Eu vou criar polêmicas porque hoje é sábado

Eu vou criar polêmicas porque hoje é sábado

Se chover, eu vou tomar um banho, porque hoje é sábado. Todos os dias, antes de sair e surtar, eu leio um poema do Vinícius. Poeta, meu poeta camarada, por que o ontem, o hoje e o amanhã não podem ser vividos como se sábado fossem?

É apenas segunda-feira, e o mau humor é sorvido com torradas no desjejum silente, mesmo assim, eu já vejo nuvens em forma de bundas. Por que será que hoje tá com cara de sábado, querida?

A despeito das polêmicas genuínas no que tange à invalidez ou não de um condenado do “mensalão”, um adolescente surfa de domingo a domingo porque, ao contrário do que se diz dos surfistas, ele é sabido: “Aqui na praia, todo dia é sábado, meu brother”. As prisões domiciliares incluem também os finais de semana, senhores juízes? Sábado, não. Sábado é phoda, Excelência.

Mais sábio que um Ministro do Supremo escolhido a dedo numa lista tríplice, eu perco a supremacia sobre os meus sentimentos dúbios e me comovo com uma fila de crianças uniformizadas entrando numa escola. Lembro-me que na meninice cantávamos perfilados o Hino Nacional e que eu levava suco de laranja mais pão com mortadela dentro da lancheira. Bons lanches aqueles. Por que será que hoje em dia não se matam mais aulas como se fosse sábado? Por que — como escreveu Carlos Drummond — Deus permite que as mães vão-se embora? Quando crescermos, quem vai abastecer as nossas lancheiras, Senhor?!

O lema da trincheira urbana é “matar ou morrer”. Então, um policial veste uma farda como vestiria um abadá. Ele segue cantarolando para o trabalho, e tromba com a multidão aflita das calçadas que não o compreende, muito menos, o aceita. Afinal, é alegria demais estampada do rosto de alguém que enfrenta bandidos. Ninguém merece. Por que os tolos se encontram e as balas se perdem quase sempre aos sábados?

O gerente austero entrega-me uma pasta com as suas ousadas metas de vendas para a semana. Putz!

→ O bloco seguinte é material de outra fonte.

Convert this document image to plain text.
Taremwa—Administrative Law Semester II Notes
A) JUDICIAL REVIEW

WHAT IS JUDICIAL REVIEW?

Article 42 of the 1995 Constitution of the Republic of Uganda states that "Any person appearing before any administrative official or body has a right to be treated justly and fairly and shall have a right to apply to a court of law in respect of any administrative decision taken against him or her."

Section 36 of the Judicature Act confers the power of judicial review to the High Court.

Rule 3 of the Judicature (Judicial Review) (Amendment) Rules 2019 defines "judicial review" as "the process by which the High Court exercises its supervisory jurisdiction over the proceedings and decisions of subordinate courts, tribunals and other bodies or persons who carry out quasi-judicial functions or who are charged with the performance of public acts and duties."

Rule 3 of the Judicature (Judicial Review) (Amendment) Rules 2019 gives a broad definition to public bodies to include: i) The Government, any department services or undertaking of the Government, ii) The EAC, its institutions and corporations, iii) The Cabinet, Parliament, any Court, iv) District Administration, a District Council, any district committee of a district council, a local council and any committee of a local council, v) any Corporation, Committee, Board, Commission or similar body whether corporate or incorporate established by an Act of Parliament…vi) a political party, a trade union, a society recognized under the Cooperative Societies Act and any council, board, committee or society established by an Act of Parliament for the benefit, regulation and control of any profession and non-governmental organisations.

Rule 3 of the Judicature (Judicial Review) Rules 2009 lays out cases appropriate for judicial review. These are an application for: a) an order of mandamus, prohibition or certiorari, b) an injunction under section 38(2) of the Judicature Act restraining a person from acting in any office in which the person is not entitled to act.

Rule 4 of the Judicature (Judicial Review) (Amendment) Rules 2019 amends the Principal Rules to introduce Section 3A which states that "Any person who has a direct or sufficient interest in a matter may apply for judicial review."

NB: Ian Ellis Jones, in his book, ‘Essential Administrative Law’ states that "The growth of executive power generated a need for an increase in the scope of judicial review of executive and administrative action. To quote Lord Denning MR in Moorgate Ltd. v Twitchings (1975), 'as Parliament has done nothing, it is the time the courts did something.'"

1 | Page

Vai ter outro emi-bi-ei, dinâmicas em grupo com pessoas que não toleramos e mais horas-extras desperdiçadas no próximo final de semana. Urge enviar relatórios com gráficos alvissareiros para a matriz em Hong Kong. Por que os homens sisudos não ousam relaxar nem mesmo aos sábados? Por que há tantas casas de massagem na China? No sábado, então, nem te conto.

Quem há pouco comeu do corpo de Cristo agora se delicia com o suculento saco de pipocas à porta de uma igreja. Por que as missas dominicais são mais charmosas que as missas sabatinas? Por que as hóstias consagradas não contêm corante sabor morango que nem as consagradas pipocas-doces? Por que você diz que, desde sábado, eu estou com a macaca?

Do Vaticano, um carismático padre argentino parece falar a mesma língua dos homens. O seu discurso até que agrada. No ritmo em que as entrevistas exclusivas do pontífice caminham, será que algum dia os padres serão alforriados para se enamorarem e comerem algodão doce com as suas amadas, ao menos nas tardes de sábado?

Li numa revista superinteressante que os homens que têm fé vivem mais tempo, são mais felizes e, ainda por cima, ganham mais dinheiro. Portanto, fica claro por que motivo o câncer, o azar, o divórcio, o gol contra e as micoses perseguem os ateus. Baseado nessa estatística — e porque era sábado —, pus a maior fé e fui ao Country Club. Era um dia lindo, ensolarado. Apostei quinhentos paus em Quick Horse e perdi tudo, rapidinho. Eu sei que eu fui um tremendo cavalo, mas, mais do que acreditar, eu poderia jurar que aquele garanhão venceria a prova. Eu punha a maior fé. Mesmo sendo sábado, o pangaré agourento comeu poeira.

Se sarcasmo matasse, as minhas crônicas já estariam no céu da boca das pessoas. Com um pouquinho de técnica e esperteza (favor, não confundir com má fé, porque daí já seria política), é possível a um escritor dizer um pouquinho de quase tudo e, mesmo assim, dizer quase nada que se aproveite, sabem? Por que ninguém, além de mamãe, lê os meus textos aos sábados? Porque eu não sou o Vinícius?